Network devices, such as switches and routers, are designed to forward network traffic, in the form of packets, at high line rates. One of the most important considerations for handling network traffic is packet throughput. To accomplish this, special-purpose processors known as network processors have been developed to efficiently process very large numbers of packets per second. In order to process a packet, the network processor (and/or network equipment employing the network processor) needs to extract data from the packet header indicating the destination of the packet, class of service, etc., store the payload data in memory, perform packet classification and queuing operations, determine the next hop for the packet, select an appropriate network port via which to forward the packet, etc. These operations are collectively referred to as “packet processing.”
Modern network processors perform packet processing using multiple multi-threaded processing elements (referred to as microengines in network processors manufactured by Intel® Corporation, Santa Clara, Calif.), wherein each thread performs a specific task or set of tasks in a pipelined architecture. During packet processing, numerous accesses are performed to move data between various shared resources coupled to and/or provided by a network processor. For example, network processors commonly store packet metadata and the like in static random access memory (SRAM) stores, while storing packets (or packet payload data) in dynamic random access memory (DRAM)-based stores. In addition, a network processor may be coupled to cryptographic processors, hash units, general-purpose processors, and expansion buses, such as the PCI (peripheral component interconnect) and PCI Express bus.
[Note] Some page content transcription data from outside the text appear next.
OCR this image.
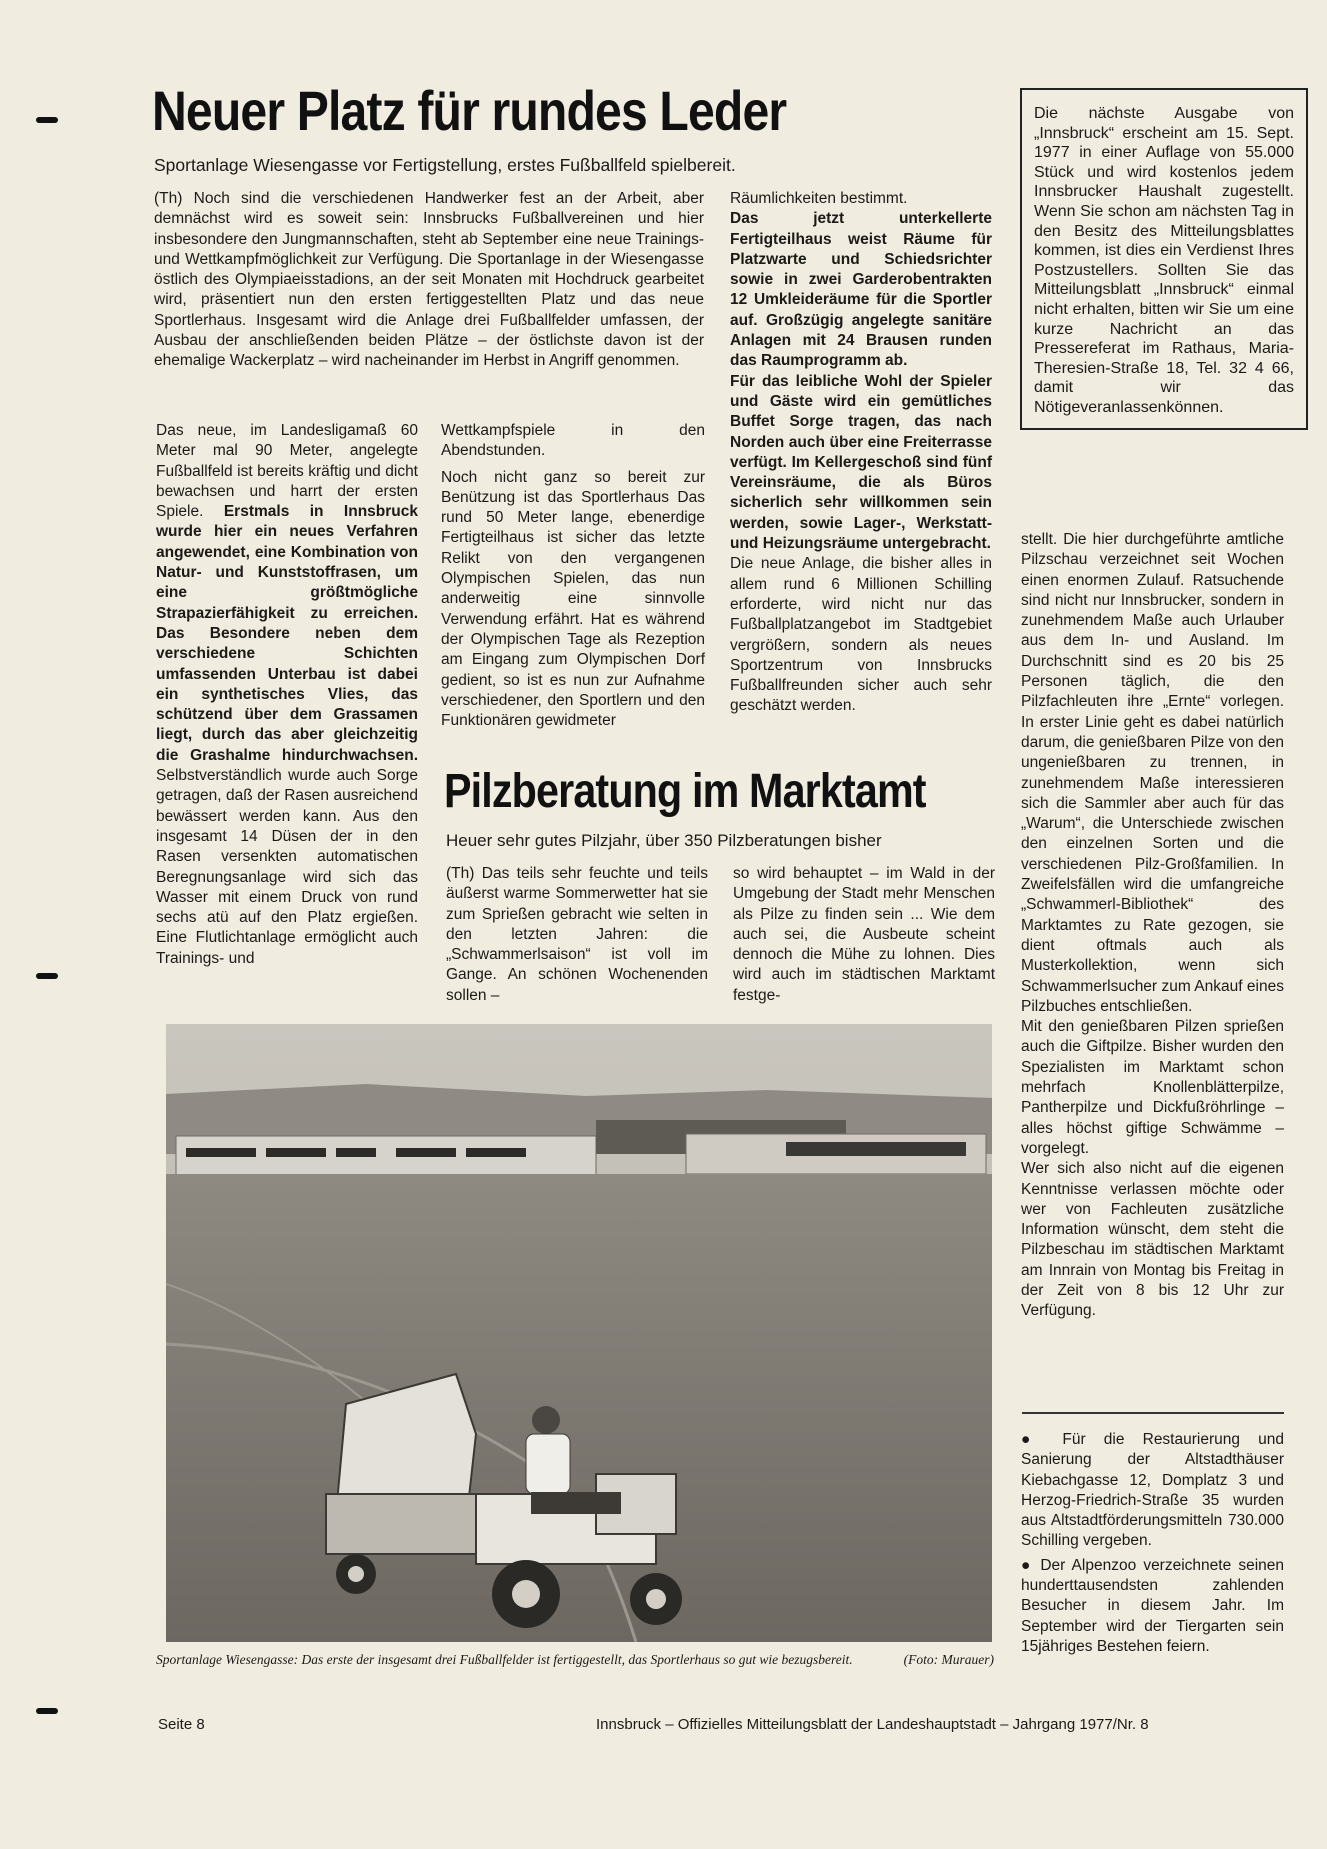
Neuer Platz für rundes Leder
Sportanlage Wiesengasse vor Fertigstellung, erstes Fußballfeld spielbereit.

(Th) Noch sind die verschiedenen Handwerker fest an der Arbeit, aber demnächst wird es soweit sein: Innsbrucks Fußballvereinen und hier insbesondere den Jungmannschaften, steht ab September eine neue Trainings- und Wettkampfmöglichkeit zur Verfügung. Die Sportanlage in der Wiesengasse östlich des Olympiaeisstadions, an der seit Monaten mit Hochdruck gearbeitet wird, präsentiert nun den ersten fertiggestellten Platz und das neue Sportlerhaus. Insgesamt wird die Anlage drei Fußballfelder umfassen, der Ausbau der anschließenden beiden Plätze – der östlichste davon ist der ehemalige Wackerplatz – wird nacheinander im Herbst in Angriff genommen.

Das neue, im Landesligamaß 60 Meter mal 90 Meter, angelegte Fußballfeld ist bereits kräftig und dicht bewachsen und harrt der ersten Spiele. Erstmals in Innsbruck wurde hier ein neues Verfahren angewendet, eine Kombination von Natur- und Kunststoffrasen, um eine größtmögliche Strapazierfähigkeit zu erreichen. Das Besondere neben dem verschiedene Schichten umfassenden Unterbau ist dabei ein synthetisches Vlies, das schützend über dem Grassamen liegt, durch das aber gleichzeitig die Grashalme hindurchwachsen. Selbstverständlich wurde auch Sorge getragen, daß der Rasen ausreichend bewässert werden kann. Aus den insgesamt 14 Düsen der in den Rasen versenkten automatischen Beregnungsanlage wird sich das Wasser mit einem Druck von rund sechs atü auf den Platz ergießen. Eine Flutlichtanlage ermöglicht auch Trainings- und

Wettkampfspiele in den Abendstunden.

Noch nicht ganz so bereit zur Benützung ist das Sportlerhaus Das rund 50 Meter lange, ebenerdige Fertigteilhaus ist sicher das letzte Relikt von den vergangenen Olympischen Spielen, das nun anderweitig eine sinnvolle Verwendung erfährt. Hat es während der Olympischen Tage als Rezeption am Eingang zum Olympischen Dorf gedient, so ist es nun zur Aufnahme verschiedener, den Sportlern und den Funktionären gewidmeter

Räumlichkeiten bestimmt.

Das jetzt unterkellerte Fertigteilhaus weist Räume für Platzwarte und Schiedsrichter sowie in zwei Garderobentrakten 12 Umkleideräume für die Sportler auf. Großzügig angelegte sanitäre Anlagen mit 24 Brausen runden das Raumprogramm ab.

Für das leibliche Wohl der Spieler und Gäste wird ein gemütliches Buffet Sorge tragen, das nach Norden auch über eine Freiterrasse verfügt. Im Kellergeschoß sind fünf Vereinsräume, die als Büros sicherlich sehr willkommen sein werden, sowie Lager-, Werkstatt- und Heizungsräume untergebracht.

Die neue Anlage, die bisher alles in allem rund 6 Millionen Schilling erforderte, wird nicht nur das Fußballplatzangebot im Stadtgebiet vergrößern, sondern als neues Sportzentrum von Innsbrucks Fußballfreunden sicher auch sehr geschätzt werden.

Die nächste Ausgabe von „Innsbruck“ erscheint am 15. Sept. 1977 in einer Auflage von 55.000 Stück und wird kostenlos jedem Innsbrucker Haushalt zugestellt. Wenn Sie schon am nächsten Tag in den Besitz des Mitteilungsblattes kommen, ist dies ein Verdienst Ihres Postzustellers. Sollten Sie das Mitteilungsblatt „Innsbruck“ einmal nicht erhalten, bitten wir Sie um eine kurze Nachricht an das Pressereferat im Rathaus, Maria-Theresien-Straße 18, Tel. 32 4 66, damit wir das Nötigeveranlassenkönnen.
Pilzberatung im Marktamt
Heuer sehr gutes Pilzjahr, über 350 Pilzberatungen bisher

(Th) Das teils sehr feuchte und teils äußerst warme Sommerwetter hat sie zum Sprießen gebracht wie selten in den letzten Jahren: die „Schwammerlsaison“ ist voll im Gange. An schönen Wochenenden sollen –

so wird behauptet – im Wald in der Umgebung der Stadt mehr Menschen als Pilze zu finden sein ... Wie dem auch sei, die Ausbeute scheint dennoch die Mühe zu lohnen. Dies wird auch im städtischen Marktamt festge-

stellt. Die hier durchgeführte amtliche Pilzschau verzeichnet seit Wochen einen enormen Zulauf. Ratsuchende sind nicht nur Innsbrucker, sondern in zunehmendem Maße auch Urlauber aus dem In- und Ausland. Im Durchschnitt sind es 20 bis 25 Personen täglich, die den Pilzfachleuten ihre „Ernte“ vorlegen. In erster Linie geht es dabei natürlich darum, die genießbaren Pilze von den ungenießbaren zu trennen, in zunehmendem Maße interessieren sich die Sammler aber auch für das „Warum“, die Unterschiede zwischen den einzelnen Sorten und die verschiedenen Pilz-Großfamilien. In Zweifelsfällen wird die umfangreiche „Schwammerl-Bibliothek“ des Marktamtes zu Rate gezogen, sie dient oftmals auch als Musterkollektion, wenn sich Schwammerlsucher zum Ankauf eines Pilzbuches entschließen.

Mit den genießbaren Pilzen sprießen auch die Giftpilze. Bisher wurden den Spezialisten im Marktamt schon mehrfach Knollenblätterpilze, Pantherpilze und Dickfußröhrlinge – alles höchst giftige Schwämme – vorgelegt.

Wer sich also nicht auf die eigenen Kenntnisse verlassen möchte oder wer von Fachleuten zusätzliche Information wünscht, dem steht die Pilzbeschau im städtischen Marktamt am Innrain von Montag bis Freitag in der Zeit von 8 bis 12 Uhr zur Verfügung.

● Für die Restaurierung und Sanierung der Altstadthäuser Kiebachgasse 12, Domplatz 3 und Herzog-Friedrich-Straße 35 wurden aus Altstadtförderungsmitteln 730.000 Schilling vergeben.

● Der Alpenzoo verzeichnete seinen hunderttausendsten zahlenden Besucher in diesem Jahr. Im September wird der Tiergarten sein 15jähriges Bestehen feiern.

Sportanlage Wiesengasse: Das erste der insgesamt drei Fußballfelder ist fertiggestellt, das Sportlerhaus so gut wie bezugsbereit.	(Foto: Murauer)
Seite 8	Innsbruck – Offizielles Mitteilungsblatt der Landeshauptstadt – Jahrgang 1977/Nr. 8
In general, the various processing elements network processor, as well as other optional components, will share access to various system resources. Such shared resources typically include data storage and processing units, such as memory stores (e.g., SRAM, DRAM), UARTs, input/output (I/O) interfaces etc. The shared resources and their consumers are interconnected via sets of buses that are shared by the various processing elements and other bus masters.
Under typical network processor configurations, various bus schemes are employed to support access to the shared resources. Since only a single set of signals can be present on a given bus at any point in time, buses require multiplexing and the like to allow multiple resource consumers to access multiple resource targets coupled to the bus. In order to enable access by all consumers, a bus arbitration scheme must be employed, such that when multiple access requests are submitted concurrently, one of those requests is granted, while the other requests are denied.
In accordance with one conventional technique, bus access is supported in the following manner. Multiple bus masters, such as processors, DMA (direct memory access) controllers, and the like are coupled to a common bus with a fixed width, such as 32-bits or 64-bits. During a bus cycle, one or more masters will submit a request (e.g., asserts a request signal) to a bus arbiter to access the bus. In this case of multiple requests occurring during the same cycle, the arbiter will apply an arbitration policy, such as round-robin, to determine which master to grant the bus access to. In response to receiving an access grant, the master will drive out an address of a targeted slave on an address bus, which will be sampled by all of the slaves tied to the bus. The targeted slave will recognize that the access request is for that slave, while the other slaves will ignore the request. Following this address and control set-up sequence, one or more bus cycles are employed for transferring the data between the master and the slave. For data reads, data is transferred from a slave to a master. For data writes, data is transferred from a master to a slave.
Under conventional practices, only one transfer may be present on a shared data bus at one time. While this simplifies arbiter and control logic, it limits the amount of throughput that the bus may support.